When I was ten, I thought the worst thing about being a kid was that wisdom was slow and intermittent. It stuttered along with my growth—fast at times, then slow, and then not at all for a good long while.
It didn’t bother me, really. Most of the time. But other times it did. Adults knew things. Not just things like how to drive and how to play a guitar, but things like what you should do and how you should live. Things I didn’t know at the time. Not even a little bit.
That, more than anything else, is why I couldn’t wait to grow up. It wasn’t the freedom I wanted, not the thought of never having to go to school and staying up as late as I wanted. It was the fact that I would know things. Important things. Things that mattered.
The great illusion of life is that answers always lay ahead. It’s a promise we speak aloud and believe that by doing so we can speak into truth. Tomorrow or next month or ten years from now, we’ll know. And that’s just not the case. So much of life is wrapped up in questions that will always remain questions. I doubt we’ll ever know exactly why there must be evil in the world or why bad things happen to good people or why the rain must fall on the just. But at certain points we still find a sort of false security in the assumption that age and experience will shed a little light into the dark room of our doubts.
Don’t get me wrong. Time and experience will most certainly help accomplish that. But with me, it often seems that the more I find out about this world the more questions I ask. Which makes me believe that life is nothing but a giant, looping episode of Lost.
And I do know more now at thirty-seven than I did at ten. Much more. I know how to drive. I don’t know how to play a guitar, but I know I could learn to if I really wanted. I know what I should do and how I should live. I also know that knowing what to do and how to live is a lot easier than actually doing it.
Yes, age and experience can bring wisdom. “The silver-haired head is a crown of glory,” the Proverb states. A badge of honor. A symbol that announces to the world that you’ve lived long enough to have a handle on things, however tenuous.
I was thinking about all of this three weeks ago while listening to a father speak of his ten-year-old boy, who’d just returned from another round of chemotherapy. The doctors expected much pain, many side effects, and mixed results. We sat there, his father and I, both awed at wisdom his young son possessed. Wisdom far beyond what I carried around inside of me.
Wisdom that said whatever was happening to his body couldn’t happen to his heart. He could still love and be loved.
Wisdom that said there were things you can control and things you couldn’t, and it was by paying more attention to the things you could that made all the difference in whether your life was good or bad.
Wisdom that said regardless of how you felt or what was happening, there was enough joy and beauty and peace in this world to get you through.
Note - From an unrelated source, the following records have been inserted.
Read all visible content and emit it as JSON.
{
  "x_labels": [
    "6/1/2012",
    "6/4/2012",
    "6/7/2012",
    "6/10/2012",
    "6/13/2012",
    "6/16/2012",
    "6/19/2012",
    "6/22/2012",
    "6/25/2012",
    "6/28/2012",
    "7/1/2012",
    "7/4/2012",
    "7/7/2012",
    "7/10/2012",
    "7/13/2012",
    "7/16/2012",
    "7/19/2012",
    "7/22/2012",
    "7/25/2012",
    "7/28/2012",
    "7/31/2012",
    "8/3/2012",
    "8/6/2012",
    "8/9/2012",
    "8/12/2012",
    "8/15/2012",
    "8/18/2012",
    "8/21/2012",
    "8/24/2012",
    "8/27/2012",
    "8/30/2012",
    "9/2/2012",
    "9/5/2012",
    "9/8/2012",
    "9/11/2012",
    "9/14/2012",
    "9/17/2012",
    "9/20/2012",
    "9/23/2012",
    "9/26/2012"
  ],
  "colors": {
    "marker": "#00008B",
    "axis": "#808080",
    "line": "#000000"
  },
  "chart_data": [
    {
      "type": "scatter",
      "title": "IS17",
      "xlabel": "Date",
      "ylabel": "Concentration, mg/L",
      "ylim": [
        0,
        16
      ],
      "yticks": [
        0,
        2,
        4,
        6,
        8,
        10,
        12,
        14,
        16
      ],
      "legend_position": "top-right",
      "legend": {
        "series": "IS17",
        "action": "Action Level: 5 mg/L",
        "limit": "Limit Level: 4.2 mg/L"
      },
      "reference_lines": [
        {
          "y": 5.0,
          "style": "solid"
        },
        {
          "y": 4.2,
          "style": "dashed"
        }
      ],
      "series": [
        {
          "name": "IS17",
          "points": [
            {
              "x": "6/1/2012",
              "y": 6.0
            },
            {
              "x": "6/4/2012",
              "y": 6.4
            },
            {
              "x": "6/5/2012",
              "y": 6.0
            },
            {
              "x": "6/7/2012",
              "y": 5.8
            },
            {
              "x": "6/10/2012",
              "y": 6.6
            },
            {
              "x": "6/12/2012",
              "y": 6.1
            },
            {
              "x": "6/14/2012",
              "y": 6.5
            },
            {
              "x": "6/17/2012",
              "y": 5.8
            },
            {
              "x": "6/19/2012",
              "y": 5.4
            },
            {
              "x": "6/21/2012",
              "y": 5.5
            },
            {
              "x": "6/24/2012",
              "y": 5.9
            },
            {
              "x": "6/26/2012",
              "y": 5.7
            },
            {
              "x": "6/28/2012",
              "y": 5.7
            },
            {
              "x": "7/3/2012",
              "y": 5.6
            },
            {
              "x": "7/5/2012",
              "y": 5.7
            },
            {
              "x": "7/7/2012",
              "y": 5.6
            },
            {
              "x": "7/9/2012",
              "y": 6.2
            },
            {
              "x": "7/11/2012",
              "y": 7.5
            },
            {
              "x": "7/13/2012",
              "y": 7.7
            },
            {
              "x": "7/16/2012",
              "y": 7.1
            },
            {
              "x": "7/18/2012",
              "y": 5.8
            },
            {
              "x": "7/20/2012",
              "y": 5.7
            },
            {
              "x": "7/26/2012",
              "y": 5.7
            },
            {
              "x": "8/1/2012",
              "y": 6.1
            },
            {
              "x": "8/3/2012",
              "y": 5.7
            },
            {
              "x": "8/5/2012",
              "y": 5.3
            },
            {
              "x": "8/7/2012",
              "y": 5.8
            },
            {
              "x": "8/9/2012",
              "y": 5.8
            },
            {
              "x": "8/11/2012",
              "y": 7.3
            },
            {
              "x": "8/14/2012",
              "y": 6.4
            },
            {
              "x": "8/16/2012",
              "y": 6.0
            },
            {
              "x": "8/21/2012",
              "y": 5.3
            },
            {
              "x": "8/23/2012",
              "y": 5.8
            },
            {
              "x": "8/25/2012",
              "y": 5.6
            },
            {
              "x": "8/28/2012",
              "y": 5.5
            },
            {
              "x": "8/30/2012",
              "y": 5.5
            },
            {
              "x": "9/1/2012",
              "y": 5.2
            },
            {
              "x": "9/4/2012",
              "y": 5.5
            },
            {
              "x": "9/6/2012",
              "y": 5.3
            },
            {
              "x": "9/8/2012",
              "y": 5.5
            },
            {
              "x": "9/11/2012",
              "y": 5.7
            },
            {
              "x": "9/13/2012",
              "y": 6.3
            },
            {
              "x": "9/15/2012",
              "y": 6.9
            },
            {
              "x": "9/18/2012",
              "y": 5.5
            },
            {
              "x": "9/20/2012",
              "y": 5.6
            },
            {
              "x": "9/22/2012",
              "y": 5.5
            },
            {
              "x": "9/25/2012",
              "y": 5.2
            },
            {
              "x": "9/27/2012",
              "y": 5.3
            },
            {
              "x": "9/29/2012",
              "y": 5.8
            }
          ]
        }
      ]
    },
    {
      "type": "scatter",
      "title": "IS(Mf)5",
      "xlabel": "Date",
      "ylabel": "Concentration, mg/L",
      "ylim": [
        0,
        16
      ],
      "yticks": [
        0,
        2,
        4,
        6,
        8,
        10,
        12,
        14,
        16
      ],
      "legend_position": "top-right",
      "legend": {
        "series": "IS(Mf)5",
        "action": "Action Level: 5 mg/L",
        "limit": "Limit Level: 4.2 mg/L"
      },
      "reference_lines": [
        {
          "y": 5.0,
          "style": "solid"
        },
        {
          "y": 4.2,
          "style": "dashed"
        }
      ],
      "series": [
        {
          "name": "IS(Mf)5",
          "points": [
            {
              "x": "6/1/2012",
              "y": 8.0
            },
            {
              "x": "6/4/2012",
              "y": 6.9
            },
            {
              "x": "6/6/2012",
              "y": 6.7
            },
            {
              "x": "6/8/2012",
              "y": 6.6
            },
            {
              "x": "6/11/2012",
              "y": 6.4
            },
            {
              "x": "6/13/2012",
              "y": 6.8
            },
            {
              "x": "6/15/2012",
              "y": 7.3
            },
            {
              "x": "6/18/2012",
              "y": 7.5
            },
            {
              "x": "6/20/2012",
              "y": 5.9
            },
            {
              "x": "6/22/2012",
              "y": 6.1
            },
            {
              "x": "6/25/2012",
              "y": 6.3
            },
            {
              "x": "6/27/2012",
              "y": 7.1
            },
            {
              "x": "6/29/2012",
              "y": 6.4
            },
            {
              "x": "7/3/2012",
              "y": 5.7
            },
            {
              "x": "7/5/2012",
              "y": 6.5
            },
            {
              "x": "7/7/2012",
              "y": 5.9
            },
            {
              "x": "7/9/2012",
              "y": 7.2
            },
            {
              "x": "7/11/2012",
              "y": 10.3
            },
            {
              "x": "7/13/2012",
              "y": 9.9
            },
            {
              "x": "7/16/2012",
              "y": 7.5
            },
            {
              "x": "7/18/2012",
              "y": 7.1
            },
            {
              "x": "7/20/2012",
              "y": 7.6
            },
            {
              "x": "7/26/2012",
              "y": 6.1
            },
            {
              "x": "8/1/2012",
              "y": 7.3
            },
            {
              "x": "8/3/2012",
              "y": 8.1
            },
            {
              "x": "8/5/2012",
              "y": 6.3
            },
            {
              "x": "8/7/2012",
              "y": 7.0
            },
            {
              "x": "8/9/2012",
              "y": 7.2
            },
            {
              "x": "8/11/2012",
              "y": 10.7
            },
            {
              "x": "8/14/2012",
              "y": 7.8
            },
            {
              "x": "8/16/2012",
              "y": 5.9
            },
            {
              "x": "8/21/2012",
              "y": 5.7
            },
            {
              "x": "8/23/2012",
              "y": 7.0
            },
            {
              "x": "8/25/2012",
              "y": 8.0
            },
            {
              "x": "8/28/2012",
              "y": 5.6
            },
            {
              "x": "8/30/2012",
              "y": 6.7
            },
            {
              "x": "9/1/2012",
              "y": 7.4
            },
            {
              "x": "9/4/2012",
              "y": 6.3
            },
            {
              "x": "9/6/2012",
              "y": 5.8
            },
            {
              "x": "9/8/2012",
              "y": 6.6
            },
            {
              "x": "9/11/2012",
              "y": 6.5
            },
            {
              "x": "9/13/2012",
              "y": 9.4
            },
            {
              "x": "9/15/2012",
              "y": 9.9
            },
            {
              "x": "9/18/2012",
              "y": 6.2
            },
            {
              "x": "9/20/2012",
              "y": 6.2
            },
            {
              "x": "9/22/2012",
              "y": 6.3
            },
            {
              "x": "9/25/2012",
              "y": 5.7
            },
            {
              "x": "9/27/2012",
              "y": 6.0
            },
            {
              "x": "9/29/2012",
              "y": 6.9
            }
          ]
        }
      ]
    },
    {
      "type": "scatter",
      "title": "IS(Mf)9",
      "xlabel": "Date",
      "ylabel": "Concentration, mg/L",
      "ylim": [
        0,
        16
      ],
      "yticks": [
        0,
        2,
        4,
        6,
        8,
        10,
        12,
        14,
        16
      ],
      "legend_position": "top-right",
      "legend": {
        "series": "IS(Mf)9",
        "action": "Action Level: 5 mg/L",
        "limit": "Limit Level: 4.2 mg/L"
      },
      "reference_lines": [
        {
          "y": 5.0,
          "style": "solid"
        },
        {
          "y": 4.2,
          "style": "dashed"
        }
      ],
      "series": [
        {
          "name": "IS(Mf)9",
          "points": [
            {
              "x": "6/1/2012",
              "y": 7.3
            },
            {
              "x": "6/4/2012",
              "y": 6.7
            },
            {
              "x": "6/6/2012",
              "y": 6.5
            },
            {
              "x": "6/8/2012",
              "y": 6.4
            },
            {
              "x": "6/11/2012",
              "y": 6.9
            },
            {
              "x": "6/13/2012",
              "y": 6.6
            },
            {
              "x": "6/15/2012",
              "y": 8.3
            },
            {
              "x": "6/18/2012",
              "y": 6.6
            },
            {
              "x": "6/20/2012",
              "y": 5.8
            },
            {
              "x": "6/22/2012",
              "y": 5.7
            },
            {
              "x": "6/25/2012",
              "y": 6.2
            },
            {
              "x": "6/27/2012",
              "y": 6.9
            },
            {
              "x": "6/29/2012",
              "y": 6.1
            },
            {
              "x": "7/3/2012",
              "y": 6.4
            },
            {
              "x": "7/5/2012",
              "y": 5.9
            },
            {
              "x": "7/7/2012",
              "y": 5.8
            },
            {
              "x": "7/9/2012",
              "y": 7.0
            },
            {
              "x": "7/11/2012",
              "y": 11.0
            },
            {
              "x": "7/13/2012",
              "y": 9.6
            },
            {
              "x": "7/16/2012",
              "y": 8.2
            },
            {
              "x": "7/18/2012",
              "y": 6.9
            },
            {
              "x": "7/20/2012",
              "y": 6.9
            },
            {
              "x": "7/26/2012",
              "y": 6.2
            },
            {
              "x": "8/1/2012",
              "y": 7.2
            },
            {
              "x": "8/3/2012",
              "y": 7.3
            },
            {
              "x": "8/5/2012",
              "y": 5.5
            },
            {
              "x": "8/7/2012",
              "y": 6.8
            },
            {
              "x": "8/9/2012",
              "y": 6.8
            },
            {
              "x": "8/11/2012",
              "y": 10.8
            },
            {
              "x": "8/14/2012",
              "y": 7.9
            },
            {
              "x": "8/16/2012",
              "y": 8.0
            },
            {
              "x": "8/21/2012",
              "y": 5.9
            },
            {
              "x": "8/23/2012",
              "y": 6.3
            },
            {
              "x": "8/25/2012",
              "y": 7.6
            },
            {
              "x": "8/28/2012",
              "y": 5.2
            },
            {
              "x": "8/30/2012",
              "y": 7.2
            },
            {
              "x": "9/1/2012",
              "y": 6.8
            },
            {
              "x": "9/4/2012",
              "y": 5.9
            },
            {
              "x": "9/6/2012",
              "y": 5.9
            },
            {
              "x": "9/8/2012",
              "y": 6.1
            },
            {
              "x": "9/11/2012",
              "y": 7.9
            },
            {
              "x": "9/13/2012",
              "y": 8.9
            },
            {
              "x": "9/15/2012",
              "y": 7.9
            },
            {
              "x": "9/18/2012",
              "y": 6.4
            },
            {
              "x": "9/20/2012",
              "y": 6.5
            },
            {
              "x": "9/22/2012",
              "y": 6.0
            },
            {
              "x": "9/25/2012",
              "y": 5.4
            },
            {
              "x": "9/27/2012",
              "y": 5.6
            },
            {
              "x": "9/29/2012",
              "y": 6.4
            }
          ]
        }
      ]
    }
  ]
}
“He’s more right now than I’ll ever be,” his father told me.
That’s true. His son is more than most will ever be. Myself included. Whether that’s because of his disease or in spite of it, I do not know. Maybe both. Maybe neither. But I know this—that boy faces a window to the world that few ever get the opportunity to look through, and he’s taking it all in.
And I know this, too: age and experience may indeed bring the knowledge of truth, but not always. Sometimes wisdom doesn’t come by the time you’ve had. Sometimes it comes by the time you have left.